Generally, no. These programs work by analyzing hospital debt portfolios in bulk. There is no individual application process. If you qualify based on income or debt burden, and your debt is held by a participating provider, you will be automatically included .

4. What is the income limit for medical debt relief?

Most programs use a threshold of 400% of the Federal Poverty Level. In 2025, this was approximately:

  • $62,600 for an individual
  • $84,600 for a couple
  • $106,600 for a family of three
  • $128,600 for a family of four .

5. Does medical debt still appear on my credit report?

It depends on where you live. As of 2026, 16 states have laws prohibiting or restricting the inclusion of medical debt on credit reports . In other states, it may still appear. Federal efforts to ban this practice were stalled in 2025 .

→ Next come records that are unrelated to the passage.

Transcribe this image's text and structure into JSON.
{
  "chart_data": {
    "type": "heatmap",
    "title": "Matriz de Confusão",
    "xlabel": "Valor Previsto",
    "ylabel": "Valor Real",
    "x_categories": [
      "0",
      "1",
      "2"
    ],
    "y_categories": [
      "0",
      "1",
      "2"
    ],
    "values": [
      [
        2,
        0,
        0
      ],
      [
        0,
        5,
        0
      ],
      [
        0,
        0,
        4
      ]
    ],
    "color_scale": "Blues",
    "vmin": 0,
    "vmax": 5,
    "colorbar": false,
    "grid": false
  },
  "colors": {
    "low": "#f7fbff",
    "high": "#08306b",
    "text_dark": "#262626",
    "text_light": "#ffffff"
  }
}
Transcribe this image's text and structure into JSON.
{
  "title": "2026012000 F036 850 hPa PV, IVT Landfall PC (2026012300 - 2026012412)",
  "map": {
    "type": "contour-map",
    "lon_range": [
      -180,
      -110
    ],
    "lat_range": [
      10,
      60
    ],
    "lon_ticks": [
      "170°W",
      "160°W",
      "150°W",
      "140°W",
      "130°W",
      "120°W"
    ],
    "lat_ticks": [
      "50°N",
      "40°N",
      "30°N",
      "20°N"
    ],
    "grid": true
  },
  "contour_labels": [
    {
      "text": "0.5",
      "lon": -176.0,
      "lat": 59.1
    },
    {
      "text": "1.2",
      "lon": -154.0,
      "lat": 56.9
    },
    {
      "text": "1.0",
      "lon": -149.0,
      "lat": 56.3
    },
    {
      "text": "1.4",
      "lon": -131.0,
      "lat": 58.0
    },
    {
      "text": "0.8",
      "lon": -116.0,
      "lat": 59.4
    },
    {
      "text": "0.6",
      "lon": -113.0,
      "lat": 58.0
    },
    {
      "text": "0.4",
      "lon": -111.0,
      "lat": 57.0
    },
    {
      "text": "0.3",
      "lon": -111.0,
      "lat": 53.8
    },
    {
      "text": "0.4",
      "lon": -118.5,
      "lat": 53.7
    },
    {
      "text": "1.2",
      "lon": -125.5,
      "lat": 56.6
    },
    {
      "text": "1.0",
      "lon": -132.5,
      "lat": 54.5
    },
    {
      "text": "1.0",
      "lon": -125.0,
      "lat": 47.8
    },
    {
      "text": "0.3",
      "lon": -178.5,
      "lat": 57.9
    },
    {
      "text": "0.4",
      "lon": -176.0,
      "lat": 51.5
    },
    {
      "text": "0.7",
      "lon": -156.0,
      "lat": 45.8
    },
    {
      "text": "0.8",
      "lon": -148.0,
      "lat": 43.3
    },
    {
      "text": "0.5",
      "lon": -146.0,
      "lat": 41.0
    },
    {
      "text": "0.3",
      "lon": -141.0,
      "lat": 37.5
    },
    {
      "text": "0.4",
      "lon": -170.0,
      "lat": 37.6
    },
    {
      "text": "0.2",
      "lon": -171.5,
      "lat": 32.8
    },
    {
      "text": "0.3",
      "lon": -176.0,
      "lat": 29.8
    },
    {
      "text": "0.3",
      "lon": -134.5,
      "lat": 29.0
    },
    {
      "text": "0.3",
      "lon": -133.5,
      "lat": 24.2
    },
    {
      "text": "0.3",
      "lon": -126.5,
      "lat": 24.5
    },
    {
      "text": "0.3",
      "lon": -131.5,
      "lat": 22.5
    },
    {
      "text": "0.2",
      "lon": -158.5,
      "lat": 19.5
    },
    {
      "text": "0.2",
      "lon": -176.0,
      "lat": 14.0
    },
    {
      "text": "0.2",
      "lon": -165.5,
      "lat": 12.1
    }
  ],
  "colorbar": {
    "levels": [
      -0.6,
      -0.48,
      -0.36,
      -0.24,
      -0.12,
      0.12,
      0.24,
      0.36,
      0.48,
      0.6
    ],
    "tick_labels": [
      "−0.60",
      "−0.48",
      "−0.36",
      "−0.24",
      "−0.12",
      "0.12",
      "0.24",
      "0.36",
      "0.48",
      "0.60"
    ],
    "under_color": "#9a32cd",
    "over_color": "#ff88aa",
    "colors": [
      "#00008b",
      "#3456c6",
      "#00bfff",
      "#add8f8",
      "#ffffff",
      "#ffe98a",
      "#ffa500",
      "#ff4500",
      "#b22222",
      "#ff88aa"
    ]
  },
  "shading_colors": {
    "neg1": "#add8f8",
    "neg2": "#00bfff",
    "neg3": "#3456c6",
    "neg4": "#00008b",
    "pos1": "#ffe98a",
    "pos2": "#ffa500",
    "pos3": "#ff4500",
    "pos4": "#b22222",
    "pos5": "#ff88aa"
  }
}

6. What is Undue Medical Debt?

Undue Medical Debt is a national 501(c)(3) nonprofit organization that partners with governments and donors to buy and abolish medical debt. They purchase debt portfolios for pennies on the dollar and erase the debt, with no tax consequences for the recipient .

7. What should I do if I receive a letter from Undue Medical Debt?

Celebrate! The letter is real and confirms that your debt has been canceled. Keep the letter for your records. You can verify by contacting the hospital or provider listed to ensure your account shows a zero balance .

8. Can hospitals garnish my wages for medical debt?

In many states, yes, but this is changing. Virginia and Rhode Island have recently banned wage garnishment for medical debt . The proposed federal Patient Debt Relief Act would also prohibit garnishment . Check your state’s laws.

9. What is charity care, and how do I get it?

Charity care is free or discounted hospital care offered to low-income patients. You must apply directly with the hospital. Organizations like Dollar For can help you with the application process for free .

government programs for medical debt relief

10. If my debt is forgiven, do I have to pay taxes on it?

No. Under current IRS rules, debt forgiven through these programs is not considered taxable income for the recipient .


Conclusion: The Future of Medical Debt Relief

The landscape of medical debt in America is changing. With federal protections stalling and the cost of healthcare rising, states and cities have taken the lead in providing direct relief to their residents. Through innovative partnerships with organizations like Undue Medical Debt, government programs for medical debt relief have already abolished billions of dollars in debt for hundreds of thousands of families.

But this is only the beginning. The movement is expanding in two directions:

  1. Retroactive Relief: More states and cities are allocating funds to buy and forgive existing debt.
  2. Preventative Protections: More states are passing laws to ban medical debt from credit reports, cap interest rates, limit aggressive collection tactics, and strengthen hospital charity care requirements.

If you are struggling with medical debt, know that you are not alone and that help is increasingly available. Check if your state has an active program. Contact your hospital about charity care. And stay informed about new laws that may protect you.

No one chooses to get sick. And increasingly, governments are recognizing that no one should be financially destroyed for seeking the care they need.